A recent question here, probably soon to be deleted, mentions:
… two weighted d6 dice. … there is a 40% chance of getting a sum of 12, and a uniform distribution for all other possible sums.
This seemed unlikely, but I was not able to rule it out. I would like to find out:
Is there any possible assignment of probabilities to the twelve faces of two cubes, and assignment of a non-negative integer number of pips to the faces, to produce the required probabilities?
To be clear, there must be an $0.4$ probability of rolling a 12, and a $0.06$ probability of rolling each integer from 2 to 11 inclusive.
To my surprise I could not even prove that this was impossible when the cubes had the usual number of pips on each face. (Lulu's answer below gives a simple argument that proves the result for this case.)
I tagged this with generating-functions because that seemed like a fruitful approach, although I have not tried it yet.
In the following we make no assumption on the number of sides of these dice, except that they have more than one, so we may assume that for either die, a number of pips appears only on one side.

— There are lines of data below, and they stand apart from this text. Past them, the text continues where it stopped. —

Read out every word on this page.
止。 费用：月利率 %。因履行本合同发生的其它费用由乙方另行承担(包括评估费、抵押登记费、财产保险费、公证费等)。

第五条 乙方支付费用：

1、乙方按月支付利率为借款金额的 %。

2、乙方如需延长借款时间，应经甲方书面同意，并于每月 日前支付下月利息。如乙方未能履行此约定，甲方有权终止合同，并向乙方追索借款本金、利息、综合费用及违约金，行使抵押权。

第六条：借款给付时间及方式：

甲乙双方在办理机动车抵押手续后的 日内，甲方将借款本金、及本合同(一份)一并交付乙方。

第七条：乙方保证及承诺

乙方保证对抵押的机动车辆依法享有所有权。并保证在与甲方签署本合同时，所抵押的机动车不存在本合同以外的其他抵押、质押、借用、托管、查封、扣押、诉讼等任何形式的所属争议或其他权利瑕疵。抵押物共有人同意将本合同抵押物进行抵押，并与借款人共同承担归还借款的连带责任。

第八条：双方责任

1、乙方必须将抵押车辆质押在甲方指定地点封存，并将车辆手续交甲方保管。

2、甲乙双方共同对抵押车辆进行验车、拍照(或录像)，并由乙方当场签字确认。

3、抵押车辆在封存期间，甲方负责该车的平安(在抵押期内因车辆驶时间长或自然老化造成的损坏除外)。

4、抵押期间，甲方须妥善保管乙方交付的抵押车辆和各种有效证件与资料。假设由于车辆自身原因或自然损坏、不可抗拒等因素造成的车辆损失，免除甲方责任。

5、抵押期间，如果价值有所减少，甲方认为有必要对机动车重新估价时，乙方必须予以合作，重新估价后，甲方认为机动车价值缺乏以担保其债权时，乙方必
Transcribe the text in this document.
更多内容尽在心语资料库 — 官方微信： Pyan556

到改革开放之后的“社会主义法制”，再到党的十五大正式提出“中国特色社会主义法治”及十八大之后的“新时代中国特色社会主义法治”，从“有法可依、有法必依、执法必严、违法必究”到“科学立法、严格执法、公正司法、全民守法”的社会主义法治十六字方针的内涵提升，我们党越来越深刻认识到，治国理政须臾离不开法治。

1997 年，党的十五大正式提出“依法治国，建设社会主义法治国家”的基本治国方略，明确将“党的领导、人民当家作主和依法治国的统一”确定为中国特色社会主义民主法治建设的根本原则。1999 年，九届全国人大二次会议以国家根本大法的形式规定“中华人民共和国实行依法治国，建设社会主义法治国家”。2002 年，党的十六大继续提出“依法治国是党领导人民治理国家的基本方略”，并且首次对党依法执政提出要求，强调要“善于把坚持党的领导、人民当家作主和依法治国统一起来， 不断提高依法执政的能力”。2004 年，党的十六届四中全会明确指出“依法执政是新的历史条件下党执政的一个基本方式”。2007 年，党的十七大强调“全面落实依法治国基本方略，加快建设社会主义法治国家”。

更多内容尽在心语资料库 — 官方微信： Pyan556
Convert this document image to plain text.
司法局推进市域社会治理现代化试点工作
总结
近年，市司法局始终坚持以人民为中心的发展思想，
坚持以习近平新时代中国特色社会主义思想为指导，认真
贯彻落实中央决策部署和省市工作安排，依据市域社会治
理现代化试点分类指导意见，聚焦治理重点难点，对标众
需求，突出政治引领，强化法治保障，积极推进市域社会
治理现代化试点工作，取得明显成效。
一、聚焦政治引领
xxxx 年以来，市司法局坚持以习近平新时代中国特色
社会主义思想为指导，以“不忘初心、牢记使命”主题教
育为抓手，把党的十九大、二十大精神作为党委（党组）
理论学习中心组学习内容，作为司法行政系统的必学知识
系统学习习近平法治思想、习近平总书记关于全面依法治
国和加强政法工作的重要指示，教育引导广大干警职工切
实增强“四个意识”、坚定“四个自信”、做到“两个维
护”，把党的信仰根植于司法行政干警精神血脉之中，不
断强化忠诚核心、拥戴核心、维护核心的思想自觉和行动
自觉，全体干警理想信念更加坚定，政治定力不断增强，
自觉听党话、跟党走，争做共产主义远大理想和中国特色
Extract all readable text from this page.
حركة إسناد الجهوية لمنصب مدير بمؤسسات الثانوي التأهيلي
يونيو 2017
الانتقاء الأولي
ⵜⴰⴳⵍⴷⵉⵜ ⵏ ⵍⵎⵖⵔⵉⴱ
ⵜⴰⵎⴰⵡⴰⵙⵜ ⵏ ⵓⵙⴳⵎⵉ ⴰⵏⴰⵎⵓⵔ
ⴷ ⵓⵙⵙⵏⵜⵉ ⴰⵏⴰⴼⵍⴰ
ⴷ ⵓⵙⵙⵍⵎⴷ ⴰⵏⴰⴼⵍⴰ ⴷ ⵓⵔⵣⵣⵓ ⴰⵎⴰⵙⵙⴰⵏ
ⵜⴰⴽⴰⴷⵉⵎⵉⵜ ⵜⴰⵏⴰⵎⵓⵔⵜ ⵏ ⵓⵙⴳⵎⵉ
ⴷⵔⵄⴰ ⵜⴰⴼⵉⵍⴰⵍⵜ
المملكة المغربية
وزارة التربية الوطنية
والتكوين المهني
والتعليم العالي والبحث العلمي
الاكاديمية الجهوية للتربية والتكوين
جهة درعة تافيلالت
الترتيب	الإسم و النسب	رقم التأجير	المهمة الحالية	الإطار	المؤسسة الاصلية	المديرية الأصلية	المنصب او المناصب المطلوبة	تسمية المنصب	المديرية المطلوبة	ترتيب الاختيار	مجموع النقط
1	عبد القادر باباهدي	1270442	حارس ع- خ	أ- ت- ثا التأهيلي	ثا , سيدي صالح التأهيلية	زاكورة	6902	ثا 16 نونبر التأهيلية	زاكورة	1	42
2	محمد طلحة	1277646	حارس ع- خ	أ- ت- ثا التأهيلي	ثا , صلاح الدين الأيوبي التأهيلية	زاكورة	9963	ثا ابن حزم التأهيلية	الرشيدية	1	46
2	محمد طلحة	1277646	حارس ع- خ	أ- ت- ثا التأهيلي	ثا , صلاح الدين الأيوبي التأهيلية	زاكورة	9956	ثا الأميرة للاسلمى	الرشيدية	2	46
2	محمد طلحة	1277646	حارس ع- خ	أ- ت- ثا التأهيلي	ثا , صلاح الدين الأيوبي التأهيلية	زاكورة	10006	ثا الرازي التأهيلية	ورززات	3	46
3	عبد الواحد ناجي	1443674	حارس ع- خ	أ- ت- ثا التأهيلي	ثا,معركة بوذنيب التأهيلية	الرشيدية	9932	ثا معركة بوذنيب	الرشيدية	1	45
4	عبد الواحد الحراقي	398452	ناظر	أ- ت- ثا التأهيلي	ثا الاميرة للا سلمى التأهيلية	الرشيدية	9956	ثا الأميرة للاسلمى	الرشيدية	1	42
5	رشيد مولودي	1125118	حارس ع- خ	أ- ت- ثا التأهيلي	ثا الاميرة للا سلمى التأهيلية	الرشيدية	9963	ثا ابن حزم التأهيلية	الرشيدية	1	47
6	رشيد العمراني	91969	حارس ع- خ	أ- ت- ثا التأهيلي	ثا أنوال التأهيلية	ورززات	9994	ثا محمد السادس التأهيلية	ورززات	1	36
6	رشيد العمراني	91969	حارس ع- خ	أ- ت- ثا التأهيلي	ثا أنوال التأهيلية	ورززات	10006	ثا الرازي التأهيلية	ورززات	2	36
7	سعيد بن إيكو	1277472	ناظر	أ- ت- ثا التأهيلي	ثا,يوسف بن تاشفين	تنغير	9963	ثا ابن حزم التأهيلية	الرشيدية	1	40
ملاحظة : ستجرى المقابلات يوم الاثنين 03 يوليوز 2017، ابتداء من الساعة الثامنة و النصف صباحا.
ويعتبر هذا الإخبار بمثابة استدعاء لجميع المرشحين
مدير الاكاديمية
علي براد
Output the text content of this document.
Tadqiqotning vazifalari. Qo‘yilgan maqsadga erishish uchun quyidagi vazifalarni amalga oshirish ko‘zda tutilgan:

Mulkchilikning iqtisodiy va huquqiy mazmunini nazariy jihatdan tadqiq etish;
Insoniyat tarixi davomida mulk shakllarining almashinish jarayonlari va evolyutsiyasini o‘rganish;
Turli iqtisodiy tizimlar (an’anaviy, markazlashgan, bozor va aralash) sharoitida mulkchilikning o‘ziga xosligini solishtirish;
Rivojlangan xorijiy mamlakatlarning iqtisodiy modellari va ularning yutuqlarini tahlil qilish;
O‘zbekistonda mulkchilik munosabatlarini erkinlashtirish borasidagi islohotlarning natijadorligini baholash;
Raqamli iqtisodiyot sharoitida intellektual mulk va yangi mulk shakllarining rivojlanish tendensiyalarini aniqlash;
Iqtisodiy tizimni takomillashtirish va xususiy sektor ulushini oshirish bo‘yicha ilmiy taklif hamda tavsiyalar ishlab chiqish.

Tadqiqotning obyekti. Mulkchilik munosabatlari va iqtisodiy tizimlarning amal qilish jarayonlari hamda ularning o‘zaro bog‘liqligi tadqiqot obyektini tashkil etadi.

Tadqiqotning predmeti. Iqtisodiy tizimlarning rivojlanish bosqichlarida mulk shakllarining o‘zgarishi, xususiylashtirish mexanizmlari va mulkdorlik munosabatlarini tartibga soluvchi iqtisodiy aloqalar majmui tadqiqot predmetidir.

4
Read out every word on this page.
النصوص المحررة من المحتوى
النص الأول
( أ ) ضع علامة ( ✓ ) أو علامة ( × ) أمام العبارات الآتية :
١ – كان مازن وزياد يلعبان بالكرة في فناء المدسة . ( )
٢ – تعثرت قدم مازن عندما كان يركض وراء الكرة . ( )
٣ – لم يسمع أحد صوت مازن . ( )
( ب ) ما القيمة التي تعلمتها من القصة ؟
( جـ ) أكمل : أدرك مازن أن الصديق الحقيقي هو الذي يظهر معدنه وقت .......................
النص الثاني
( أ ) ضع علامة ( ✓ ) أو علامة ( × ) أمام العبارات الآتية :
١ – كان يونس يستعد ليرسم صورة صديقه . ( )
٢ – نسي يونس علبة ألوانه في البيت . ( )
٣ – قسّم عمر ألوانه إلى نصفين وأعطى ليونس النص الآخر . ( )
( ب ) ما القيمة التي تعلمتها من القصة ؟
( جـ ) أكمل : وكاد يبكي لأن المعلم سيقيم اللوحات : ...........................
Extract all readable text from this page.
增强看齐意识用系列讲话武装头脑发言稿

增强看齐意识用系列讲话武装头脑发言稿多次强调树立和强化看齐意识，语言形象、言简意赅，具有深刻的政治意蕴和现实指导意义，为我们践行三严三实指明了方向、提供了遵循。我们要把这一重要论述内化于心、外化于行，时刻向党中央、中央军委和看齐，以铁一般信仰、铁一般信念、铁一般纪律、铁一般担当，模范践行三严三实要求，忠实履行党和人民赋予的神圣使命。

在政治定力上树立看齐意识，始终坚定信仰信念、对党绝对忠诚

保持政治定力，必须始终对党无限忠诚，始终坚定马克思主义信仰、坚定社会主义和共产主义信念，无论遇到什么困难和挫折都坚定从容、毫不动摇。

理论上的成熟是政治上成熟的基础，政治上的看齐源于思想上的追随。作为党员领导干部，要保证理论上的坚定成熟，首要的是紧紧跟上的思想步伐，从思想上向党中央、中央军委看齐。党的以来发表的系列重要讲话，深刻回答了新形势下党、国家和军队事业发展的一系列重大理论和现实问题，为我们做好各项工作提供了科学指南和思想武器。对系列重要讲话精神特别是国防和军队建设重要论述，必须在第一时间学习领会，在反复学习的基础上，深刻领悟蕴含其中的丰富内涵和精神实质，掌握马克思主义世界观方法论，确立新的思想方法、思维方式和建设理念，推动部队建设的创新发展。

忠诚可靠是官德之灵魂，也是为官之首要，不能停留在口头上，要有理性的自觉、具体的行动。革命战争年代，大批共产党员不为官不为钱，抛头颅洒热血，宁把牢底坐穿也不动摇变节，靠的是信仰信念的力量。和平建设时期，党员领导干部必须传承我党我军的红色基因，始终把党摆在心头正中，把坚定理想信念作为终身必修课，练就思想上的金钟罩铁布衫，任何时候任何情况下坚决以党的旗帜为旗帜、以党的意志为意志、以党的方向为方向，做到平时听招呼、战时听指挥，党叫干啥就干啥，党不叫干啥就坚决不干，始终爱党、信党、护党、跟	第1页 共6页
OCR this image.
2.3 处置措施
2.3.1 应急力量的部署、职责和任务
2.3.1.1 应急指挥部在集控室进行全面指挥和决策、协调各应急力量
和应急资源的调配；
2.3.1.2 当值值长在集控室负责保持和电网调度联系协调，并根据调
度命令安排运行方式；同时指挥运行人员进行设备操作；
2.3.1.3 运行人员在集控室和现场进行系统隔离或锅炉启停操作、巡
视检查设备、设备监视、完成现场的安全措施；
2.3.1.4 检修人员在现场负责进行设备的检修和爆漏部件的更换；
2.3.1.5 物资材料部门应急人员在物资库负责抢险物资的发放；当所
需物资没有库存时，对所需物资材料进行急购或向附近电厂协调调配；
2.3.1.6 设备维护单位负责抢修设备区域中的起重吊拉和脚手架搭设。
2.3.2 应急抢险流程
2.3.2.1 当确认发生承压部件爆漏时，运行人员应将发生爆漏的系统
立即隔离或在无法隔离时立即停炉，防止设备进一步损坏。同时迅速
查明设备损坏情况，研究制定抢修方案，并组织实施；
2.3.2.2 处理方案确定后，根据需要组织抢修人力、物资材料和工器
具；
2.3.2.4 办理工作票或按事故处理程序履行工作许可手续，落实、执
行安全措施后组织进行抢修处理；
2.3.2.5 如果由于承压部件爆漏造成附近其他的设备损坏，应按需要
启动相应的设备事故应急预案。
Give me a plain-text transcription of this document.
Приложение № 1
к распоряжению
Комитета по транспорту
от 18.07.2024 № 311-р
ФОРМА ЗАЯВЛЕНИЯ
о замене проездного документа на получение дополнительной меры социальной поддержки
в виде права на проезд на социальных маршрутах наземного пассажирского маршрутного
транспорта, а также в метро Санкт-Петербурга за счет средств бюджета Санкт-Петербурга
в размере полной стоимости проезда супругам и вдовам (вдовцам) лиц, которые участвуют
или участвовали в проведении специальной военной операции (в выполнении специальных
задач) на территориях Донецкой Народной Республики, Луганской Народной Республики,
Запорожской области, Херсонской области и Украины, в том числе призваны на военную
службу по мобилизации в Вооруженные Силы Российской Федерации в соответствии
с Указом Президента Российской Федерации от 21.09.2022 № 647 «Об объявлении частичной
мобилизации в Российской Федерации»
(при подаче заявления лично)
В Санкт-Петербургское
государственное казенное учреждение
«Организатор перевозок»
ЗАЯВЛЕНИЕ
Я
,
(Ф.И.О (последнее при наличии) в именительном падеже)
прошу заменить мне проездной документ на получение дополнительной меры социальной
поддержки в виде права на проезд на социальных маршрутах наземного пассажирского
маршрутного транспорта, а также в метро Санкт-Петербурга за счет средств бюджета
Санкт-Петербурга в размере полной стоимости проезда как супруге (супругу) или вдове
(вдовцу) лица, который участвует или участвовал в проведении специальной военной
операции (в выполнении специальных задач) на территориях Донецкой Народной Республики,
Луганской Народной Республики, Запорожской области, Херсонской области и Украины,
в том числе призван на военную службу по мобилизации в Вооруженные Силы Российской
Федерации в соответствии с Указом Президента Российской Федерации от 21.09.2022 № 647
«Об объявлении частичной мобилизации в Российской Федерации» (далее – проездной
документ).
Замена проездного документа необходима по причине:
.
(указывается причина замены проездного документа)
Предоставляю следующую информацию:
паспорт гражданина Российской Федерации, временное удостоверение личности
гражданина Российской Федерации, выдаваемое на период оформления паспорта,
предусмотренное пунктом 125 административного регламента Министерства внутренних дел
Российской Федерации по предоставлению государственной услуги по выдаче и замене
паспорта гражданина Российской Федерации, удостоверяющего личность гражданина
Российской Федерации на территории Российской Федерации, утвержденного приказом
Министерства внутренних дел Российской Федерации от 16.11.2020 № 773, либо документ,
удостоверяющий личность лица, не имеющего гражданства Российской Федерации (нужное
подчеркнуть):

Let $a_h, a_l$ be the probability of throwing the highest and the lowest number of pips on the first die, and $b_h, b_l$ the same for the second die. Then we must have $a_hb_h = 0.4$ (with those highest values summing to 12) and $a_lb_l = 0.06$ (with those lowest values summing to 2). Since $a_ha_lb_hb_l = 0.024$, at least one of $a_hb_l$ and $a_lb_h$ must be greater than or equal to $\sqrt{0.024} \approx 0.15 > 0.06$, a contradiction.